THAI AIRWAYS International (THAI) and aircraft maker Airbus have signed a cooperation agreement to assess maintenance, repair and operations (MRO) business opportunities for the Asia-Pacific region at U-Tapao Rayong-Pattaya International Airport.
Deputy Prime Minister Somkid Jatusripitak, who chaired the signing ceremony yesterday, said Thailand aimed to establish an aviation centre in the near future in order to cater to the expected growth in the tourism sector.
“There will be more than the current 34-35 million visitors to Thailand each year and we believe that building the aviation hub at U-Tapao is beneficial,” he said, adding that with studies having been carried out, the government wants concrete projects to start as soon as possible.
He said that while the studies had been carried out with good results, there needs to be a commitment by both sides of proposed joint ventures to kick-start the projects.
“We are not hoping for just one or two airlines but many more and we want the first project to start as soon as possible,” he said.

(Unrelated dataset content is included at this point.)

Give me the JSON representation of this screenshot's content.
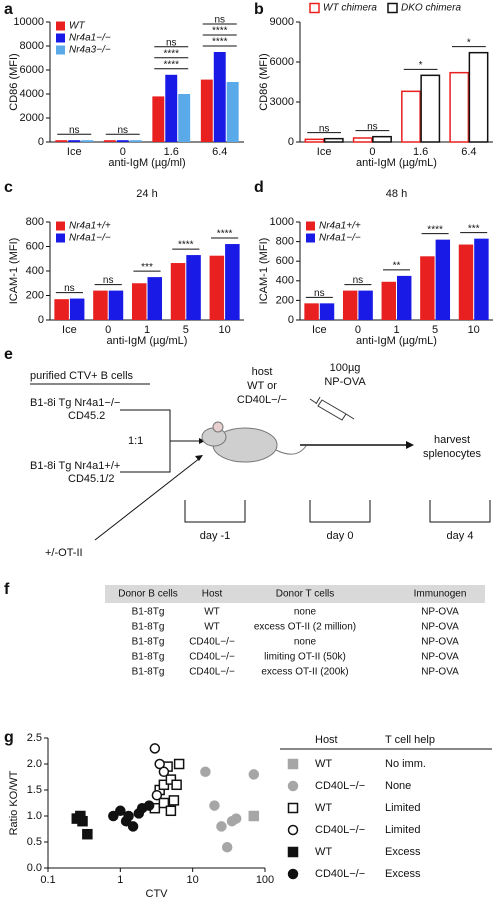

THAI acting president Usanee Sangsingkeo and Airbus executive vice president Jean-Francois Laval represented each side in the agreement signing. The U-Tapao Airport Development Project is one of several important development projects in the Eastern Economic Corridor (EEC), Usanee said.
Yesterday’s ceremony follows the signing of a memorandum of understanding (MOU) in March last year between both companies. The Project Feasibility and Appraisal Report has been submitted to related state agencies for consideration, and will reach the EEC Policy Committee chaired by Prime Minister Prayut Chan-o-cha, for further consideration before approval.
Laval said the project would offer attractive business opportunities for aviation partner companies and suppliers. “Today’s announcement also represents a strategic development for Thailand’s plan to strengthen its presence in the aerospace industry,” Laval said.
THAI’s vice president, Flying Officer Ronnachai Wongchaoum, said there are several elements to the agreement.
The first is to set a framework for discussion and analysis for setting up MRO facilities at U-Tapao, including establishing a training centre, aircraft composite repair shop, adopting new technologies for so-called smart hangar operations, setting up a store and logistics centre, supporting design and construction of buildings in the MRO campus and setting up a back shop to support line maintenance operations.
THAI and Airbus will also set up a joint committee to assess and decide on each business opportunity identified in the cooperation agreement.
“If any of the activities are found to be mutually beneficial, the two parties may enter a joint venture agreement for each, beginning |with the MRO activity,” Ronnachai said.
It is expected that the fleets operated by carriers in the Asia-Pacific region will double over the next 20 years, from around 6,100 to 17,000 aircraft, according to Airbus.
Meanwhile, the value of maintenance and overhaul services in the region will reach US$664 billion over the next decade, the aircraft manufactuer said.